Prescribed fire is essential for helping to maintain the extensive and diverse fire-adapted and fire-dependent ecological communities in the Central Pine Barrens. To support this endeavor, the Commission provides trained and qualified staff who participate in burn implementation, particularly in regard to properties owned and managed by the New York State Department of Environmental Conservation. More recently, the Commission, through an ecological services contract, has commenced the development of prescribed fire burn plans for properties owned and managed by the Department of Environmental Conservation and the Suffolk County Department of Parks, Recreation and Conservation in Flanders, Rocky Point and Eastport.
The Commission has also supported or undertaken a number of ecological restoration projects in various areas of the Central Pine Barrens. These have ranged from small pitch pine transplanting and revegetation projects in Rocky Point and Shoreham to larger, long-term and complex projects to restore pine barrens habitats on a landscape scale in Flanders. The Commission has also conducted as well as supported ecological inventories of publicly-owned properties in the Central Pine Barrens.
Forest health monitoring and management is another area of ecological restoration in which the Commission has been engaged. On an annual basis the Commission conducts aerial flyovers of the Central Pine Barrens, via a cooperative agreement with the Civil Air Patrol and at times via joint programs with the New York State Department of Environmental Conservation, to obtain a landscape view of overall Central Pine Barrens health. This program has aided detection of developing trends which have included extensive oak mortality and insect infestations and outbreaks. One significant example of this is the Commission’s co-sponsorship of a comprehensive southern pine beetle response and management program. The southern pine beetle, an American species which had previously been documented only in the southern United States, was discovered in 2014 in Suffolk County, primarily within the Central Pine Barrens. This is one of the most destructive forest pests occurring in Central and North America and has killed thousands of native conifers, especially pitch pines, in this area. A multi-pronged approach for combating this species was developed in conjunction with the other primary sponsor, the New York State Department of Environmental Conservation (with assistance from other agencies), which includes aerial and ground reconnaissance, mapping and inventorying; monitoring; suppression; forest health management; public education and outreach.
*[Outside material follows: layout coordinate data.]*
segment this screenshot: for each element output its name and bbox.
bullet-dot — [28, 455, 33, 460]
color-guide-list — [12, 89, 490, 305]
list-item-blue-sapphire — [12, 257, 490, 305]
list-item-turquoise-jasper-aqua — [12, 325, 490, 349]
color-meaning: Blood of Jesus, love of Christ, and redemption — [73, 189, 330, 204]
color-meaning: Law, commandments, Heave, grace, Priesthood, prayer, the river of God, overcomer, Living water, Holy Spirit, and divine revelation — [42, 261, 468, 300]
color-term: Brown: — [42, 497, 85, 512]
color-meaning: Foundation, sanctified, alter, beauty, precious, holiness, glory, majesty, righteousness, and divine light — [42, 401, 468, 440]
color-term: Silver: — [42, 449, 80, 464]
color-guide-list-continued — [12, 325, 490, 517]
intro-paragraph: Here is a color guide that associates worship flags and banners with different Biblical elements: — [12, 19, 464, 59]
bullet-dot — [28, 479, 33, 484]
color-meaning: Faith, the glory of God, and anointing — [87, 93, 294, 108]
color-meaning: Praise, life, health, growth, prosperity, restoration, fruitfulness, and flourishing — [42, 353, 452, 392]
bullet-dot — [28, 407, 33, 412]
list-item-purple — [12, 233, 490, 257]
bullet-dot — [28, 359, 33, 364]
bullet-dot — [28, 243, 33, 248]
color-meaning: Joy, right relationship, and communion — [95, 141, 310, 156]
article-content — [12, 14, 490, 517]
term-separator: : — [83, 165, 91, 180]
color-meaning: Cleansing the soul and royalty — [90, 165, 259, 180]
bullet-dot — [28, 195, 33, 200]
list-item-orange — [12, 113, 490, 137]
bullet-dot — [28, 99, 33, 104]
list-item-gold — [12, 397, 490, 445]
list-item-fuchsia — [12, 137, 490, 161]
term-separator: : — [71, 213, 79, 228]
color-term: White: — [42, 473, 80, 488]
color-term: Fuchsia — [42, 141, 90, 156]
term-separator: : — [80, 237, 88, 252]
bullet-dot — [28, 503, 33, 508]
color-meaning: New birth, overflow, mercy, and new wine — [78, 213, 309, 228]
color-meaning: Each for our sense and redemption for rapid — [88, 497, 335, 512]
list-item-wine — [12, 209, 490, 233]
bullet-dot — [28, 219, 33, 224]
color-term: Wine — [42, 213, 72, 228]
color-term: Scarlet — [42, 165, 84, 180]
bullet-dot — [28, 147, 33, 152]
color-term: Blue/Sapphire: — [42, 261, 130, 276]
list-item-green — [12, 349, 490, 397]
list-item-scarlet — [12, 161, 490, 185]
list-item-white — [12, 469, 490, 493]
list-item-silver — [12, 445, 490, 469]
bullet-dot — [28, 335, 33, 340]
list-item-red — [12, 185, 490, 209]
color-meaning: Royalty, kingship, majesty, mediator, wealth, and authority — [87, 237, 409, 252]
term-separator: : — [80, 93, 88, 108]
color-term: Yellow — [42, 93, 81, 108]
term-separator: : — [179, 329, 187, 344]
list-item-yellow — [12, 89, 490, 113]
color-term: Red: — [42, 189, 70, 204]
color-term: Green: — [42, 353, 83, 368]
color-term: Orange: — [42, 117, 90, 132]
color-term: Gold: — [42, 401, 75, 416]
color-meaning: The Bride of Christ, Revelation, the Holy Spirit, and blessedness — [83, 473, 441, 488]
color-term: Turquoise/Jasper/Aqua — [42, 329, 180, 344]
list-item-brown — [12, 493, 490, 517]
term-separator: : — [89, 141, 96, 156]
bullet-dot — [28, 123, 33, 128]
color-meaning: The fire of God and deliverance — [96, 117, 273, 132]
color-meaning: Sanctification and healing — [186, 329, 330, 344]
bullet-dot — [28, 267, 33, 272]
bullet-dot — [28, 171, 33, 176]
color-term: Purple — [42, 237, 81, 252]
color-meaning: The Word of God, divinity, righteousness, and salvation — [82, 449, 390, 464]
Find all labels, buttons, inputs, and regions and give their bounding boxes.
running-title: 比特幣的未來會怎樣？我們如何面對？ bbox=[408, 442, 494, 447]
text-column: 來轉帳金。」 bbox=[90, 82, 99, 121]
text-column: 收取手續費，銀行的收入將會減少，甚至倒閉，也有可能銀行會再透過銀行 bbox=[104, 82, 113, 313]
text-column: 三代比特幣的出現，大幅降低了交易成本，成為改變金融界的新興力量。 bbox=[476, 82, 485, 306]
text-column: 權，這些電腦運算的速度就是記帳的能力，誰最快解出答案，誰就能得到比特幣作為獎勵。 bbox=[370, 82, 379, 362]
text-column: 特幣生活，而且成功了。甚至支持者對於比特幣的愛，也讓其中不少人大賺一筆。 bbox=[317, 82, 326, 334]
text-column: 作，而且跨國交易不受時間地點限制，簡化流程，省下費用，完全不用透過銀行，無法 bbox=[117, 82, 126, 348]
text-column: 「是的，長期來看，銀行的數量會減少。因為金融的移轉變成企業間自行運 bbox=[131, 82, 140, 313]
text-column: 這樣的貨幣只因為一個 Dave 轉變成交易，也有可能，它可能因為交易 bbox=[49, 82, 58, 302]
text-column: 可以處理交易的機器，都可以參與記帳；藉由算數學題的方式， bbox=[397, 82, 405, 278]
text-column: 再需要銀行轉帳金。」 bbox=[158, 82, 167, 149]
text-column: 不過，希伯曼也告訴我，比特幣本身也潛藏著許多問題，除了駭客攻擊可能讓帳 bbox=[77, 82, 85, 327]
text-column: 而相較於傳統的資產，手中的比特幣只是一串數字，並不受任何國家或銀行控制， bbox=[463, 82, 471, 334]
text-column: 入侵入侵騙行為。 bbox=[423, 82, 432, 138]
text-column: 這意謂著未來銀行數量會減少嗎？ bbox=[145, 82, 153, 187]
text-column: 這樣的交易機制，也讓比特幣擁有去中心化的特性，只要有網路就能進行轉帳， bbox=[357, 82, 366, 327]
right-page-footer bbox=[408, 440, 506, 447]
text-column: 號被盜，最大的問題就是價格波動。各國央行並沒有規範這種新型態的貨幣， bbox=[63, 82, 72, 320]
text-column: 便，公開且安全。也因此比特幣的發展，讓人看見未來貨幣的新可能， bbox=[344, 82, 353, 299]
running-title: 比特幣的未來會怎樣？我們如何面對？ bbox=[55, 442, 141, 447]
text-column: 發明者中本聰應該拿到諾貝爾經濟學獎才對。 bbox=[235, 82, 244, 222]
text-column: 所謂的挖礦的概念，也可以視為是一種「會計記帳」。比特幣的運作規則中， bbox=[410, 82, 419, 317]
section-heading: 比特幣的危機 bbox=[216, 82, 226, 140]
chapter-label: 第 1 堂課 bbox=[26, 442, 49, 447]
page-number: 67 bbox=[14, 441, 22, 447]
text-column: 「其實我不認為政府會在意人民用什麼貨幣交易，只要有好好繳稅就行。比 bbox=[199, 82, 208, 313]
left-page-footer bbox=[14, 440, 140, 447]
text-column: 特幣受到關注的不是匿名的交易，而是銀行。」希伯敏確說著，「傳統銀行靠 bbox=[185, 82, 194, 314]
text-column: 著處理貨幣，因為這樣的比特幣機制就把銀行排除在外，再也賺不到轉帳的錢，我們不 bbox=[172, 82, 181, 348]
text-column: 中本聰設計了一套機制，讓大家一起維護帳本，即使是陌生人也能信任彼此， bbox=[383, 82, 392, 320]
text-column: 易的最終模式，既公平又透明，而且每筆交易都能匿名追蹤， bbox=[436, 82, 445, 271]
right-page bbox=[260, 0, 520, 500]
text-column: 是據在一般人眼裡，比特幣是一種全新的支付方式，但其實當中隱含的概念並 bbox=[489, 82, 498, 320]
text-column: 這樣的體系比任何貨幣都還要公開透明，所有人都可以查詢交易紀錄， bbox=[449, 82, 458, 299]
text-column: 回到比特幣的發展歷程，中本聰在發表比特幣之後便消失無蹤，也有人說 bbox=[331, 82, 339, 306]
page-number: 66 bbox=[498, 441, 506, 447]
Invasive species inventorying, removal and eradication is another area of Commission focus. Since 2003, the Commission, with the assistance of its Protected Lands Council, has worked to support invasive species control efforts. As recounted elsewhere, the Commission works with the Long Island Invasives Species Management Area program; conducts invasive plant inventories, assessments and programs; provides data to the iMapInvasives invasive species database and mapping program and conducts public education.
The Commission also performs activities to restore and mitigate damage to ecological resources caused by illegal activities, including the illegal operation of ATVs and Off-Road Vehicles (ORVs) and dumping of solid waste. The Commission has performed restorations of such areas and also installs, monitors and maintains barriers at various access points to prevent future damage from these activities.
(Photo: Pitch Pine seedling planting at Brookhaven State Park)
Native seed collection events undertaken by the Commission involve sending the collected seeds to the New York State Department of Environmental Conservation’s Tree Nursery in Saratoga Springs or to the Long Island Native Plant Initiative for seed banking and plant production to ensure ready sources of genetically native plant materials for restoration. This ensures the continuity of biodiversity by preserving the genetic heritage of Long Island’s native plant populations and the species that depend upon them for habitat. Resulting plant materials are utilized within the Central Pine Barrens to restore areas that have been impacted by ATVs, insects, invasive plants and illegal clearing.
An important component of any ecological restoration effort is an effective monitoring program that collects data and information to ensure the goals of the restoration project are met to inform and guide the development of future restoration projects. Commission staff ensure that such monitoring occurs and assist in developing monitoring programs.